The Savage situation demonstrates just how out of whack this whole calculus is because it doesn’t even make sense for the Texans to want him back in the game. Heading into Sunday, they were 4-8. Their season is over. Plus, Savage sucks. At least when Russell Wilson skips the tent and runs back on to the field while Pete Carroll looks the other way, you understand since Seattle is in the middle of a playoff push and the Seahawks' backup quarterback is… I want to say Charlie Whitehurst, but I don’t know.
I won’t pretend and sanctimoniously proclaim that this is why I won’t watch the NFL anymore. I’m well aware of this league’s nature and have been for some time. I put myself through Cowboys-Giants on Sunday afternoon because I’m hooked. Most of my identity is forged through the results of Giants games and how my fantasy football is doing. I’m complicit and not proud of it. It’s all very sad.
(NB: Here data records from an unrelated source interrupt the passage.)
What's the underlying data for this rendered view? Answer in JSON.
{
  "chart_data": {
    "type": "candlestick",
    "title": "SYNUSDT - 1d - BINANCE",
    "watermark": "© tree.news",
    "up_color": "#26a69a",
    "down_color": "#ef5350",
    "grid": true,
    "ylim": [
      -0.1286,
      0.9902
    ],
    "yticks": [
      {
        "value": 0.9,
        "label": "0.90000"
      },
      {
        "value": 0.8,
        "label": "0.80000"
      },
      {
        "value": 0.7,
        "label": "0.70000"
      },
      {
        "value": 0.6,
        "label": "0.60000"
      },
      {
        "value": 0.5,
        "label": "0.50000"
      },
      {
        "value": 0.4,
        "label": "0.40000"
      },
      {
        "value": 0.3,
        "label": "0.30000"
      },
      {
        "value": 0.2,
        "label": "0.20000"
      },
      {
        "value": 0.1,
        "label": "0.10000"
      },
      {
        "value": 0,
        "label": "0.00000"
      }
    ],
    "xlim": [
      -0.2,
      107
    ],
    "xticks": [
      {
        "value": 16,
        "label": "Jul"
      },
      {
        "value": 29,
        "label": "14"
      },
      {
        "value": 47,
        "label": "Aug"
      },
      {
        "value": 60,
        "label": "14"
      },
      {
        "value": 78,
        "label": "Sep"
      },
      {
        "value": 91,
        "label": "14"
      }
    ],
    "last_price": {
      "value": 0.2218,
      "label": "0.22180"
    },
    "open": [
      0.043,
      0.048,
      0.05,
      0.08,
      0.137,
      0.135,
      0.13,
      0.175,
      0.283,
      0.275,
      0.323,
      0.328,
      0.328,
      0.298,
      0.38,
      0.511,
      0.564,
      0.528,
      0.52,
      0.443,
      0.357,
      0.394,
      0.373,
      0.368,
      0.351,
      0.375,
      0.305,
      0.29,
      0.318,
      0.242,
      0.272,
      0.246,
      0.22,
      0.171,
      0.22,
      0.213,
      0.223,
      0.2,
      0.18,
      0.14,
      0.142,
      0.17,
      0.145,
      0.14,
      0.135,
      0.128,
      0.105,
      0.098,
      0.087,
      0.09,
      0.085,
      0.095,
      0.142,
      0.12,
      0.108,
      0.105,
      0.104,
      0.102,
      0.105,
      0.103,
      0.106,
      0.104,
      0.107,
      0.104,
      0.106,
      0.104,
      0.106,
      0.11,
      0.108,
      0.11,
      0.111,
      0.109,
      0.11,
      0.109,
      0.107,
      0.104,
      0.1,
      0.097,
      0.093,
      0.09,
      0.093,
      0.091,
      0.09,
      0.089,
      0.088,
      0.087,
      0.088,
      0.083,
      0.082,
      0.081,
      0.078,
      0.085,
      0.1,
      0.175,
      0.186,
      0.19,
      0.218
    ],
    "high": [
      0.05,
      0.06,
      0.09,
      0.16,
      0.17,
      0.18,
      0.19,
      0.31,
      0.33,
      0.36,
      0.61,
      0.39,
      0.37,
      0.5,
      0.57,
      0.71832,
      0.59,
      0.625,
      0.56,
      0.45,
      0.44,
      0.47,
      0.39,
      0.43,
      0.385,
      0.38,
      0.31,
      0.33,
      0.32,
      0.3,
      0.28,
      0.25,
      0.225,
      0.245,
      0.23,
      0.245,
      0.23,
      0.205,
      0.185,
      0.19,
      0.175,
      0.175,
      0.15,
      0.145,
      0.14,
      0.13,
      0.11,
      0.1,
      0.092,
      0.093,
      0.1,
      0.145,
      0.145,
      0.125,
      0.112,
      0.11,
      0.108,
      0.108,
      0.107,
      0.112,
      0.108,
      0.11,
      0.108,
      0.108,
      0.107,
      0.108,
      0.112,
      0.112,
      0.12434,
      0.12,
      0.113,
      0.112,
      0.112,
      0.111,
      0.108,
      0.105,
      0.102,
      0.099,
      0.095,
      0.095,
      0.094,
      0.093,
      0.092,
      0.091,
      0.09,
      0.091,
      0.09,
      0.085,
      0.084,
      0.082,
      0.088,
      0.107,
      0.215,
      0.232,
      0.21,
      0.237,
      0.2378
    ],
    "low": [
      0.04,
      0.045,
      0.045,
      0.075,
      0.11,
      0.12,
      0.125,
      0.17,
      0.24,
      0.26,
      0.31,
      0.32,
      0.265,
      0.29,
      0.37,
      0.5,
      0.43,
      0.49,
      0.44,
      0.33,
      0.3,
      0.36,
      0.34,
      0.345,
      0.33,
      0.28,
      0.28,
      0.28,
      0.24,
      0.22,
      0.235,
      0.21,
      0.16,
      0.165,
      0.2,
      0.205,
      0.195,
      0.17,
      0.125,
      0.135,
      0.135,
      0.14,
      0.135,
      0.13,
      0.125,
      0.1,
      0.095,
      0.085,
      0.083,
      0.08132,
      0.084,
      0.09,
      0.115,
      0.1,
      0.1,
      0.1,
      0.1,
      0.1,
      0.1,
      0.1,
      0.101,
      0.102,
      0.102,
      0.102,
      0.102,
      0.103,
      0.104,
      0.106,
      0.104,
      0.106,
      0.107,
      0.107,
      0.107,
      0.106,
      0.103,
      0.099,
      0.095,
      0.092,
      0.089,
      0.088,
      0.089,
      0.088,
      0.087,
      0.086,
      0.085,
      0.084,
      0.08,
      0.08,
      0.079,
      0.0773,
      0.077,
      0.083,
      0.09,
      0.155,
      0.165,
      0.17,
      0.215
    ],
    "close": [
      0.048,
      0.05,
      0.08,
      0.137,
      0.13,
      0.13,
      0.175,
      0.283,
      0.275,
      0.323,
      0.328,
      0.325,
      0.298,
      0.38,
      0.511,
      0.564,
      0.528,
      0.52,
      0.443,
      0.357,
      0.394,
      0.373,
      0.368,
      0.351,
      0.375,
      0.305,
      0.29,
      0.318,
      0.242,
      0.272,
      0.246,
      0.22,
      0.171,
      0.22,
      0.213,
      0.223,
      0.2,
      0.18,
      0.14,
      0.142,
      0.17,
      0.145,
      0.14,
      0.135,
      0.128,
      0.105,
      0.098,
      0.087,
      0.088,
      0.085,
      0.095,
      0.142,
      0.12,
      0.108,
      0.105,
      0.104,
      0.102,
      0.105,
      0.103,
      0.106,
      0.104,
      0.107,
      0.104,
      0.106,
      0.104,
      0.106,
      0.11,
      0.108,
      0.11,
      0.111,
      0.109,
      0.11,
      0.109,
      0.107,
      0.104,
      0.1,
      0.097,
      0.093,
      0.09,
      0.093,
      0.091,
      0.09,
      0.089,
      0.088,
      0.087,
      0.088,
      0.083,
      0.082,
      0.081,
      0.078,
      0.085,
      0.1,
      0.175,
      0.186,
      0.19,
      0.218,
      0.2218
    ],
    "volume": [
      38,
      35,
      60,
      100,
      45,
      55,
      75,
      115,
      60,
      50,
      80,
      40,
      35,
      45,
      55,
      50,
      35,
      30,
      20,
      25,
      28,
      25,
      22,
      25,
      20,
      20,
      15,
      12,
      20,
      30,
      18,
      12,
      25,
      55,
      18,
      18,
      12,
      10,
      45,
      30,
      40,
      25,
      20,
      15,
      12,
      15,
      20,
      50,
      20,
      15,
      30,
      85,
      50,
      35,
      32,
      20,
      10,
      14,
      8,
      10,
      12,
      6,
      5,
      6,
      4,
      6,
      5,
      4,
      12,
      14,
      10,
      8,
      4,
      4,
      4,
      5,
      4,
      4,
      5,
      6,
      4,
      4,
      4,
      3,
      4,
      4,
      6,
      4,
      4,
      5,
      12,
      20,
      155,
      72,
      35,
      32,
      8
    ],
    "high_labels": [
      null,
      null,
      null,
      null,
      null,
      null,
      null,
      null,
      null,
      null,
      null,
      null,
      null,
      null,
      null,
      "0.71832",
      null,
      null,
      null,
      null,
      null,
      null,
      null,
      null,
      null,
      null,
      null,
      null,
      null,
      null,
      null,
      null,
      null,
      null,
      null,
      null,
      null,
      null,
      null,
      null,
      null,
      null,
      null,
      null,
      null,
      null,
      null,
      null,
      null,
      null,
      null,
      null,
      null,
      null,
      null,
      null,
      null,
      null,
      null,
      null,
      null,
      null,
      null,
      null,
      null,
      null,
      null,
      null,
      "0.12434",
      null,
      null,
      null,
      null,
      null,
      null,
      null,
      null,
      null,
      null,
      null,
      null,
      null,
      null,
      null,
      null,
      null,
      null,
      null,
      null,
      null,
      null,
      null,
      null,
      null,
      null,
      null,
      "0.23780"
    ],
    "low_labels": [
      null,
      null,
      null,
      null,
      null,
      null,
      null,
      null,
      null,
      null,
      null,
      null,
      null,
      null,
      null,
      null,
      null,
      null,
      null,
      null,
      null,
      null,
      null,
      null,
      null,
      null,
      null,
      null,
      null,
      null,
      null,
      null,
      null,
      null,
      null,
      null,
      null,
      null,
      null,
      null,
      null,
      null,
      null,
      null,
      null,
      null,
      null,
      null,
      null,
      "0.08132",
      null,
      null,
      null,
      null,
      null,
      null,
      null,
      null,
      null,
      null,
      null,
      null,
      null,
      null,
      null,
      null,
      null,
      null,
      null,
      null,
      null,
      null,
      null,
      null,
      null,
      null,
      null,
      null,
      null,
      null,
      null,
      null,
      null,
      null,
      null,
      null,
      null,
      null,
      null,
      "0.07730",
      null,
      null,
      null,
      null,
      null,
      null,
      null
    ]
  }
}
But you can’t tell me that sights like Savage flopping and twitching and being inserted like everything is OK isn’t a turnoff for some people. At the very least, it’s not helping to attract new fans to the game. The NFL could immediately take steps to improve how it handles brain injuries during games, and help its bottom line—maybe that’s the rationale league execs need to hear enough times before they finally take action to protect injured players.
Either way, though, you can bet your life the NFL will still exist in 2057 and Brady will be in the playoffs. Go Fleshlights.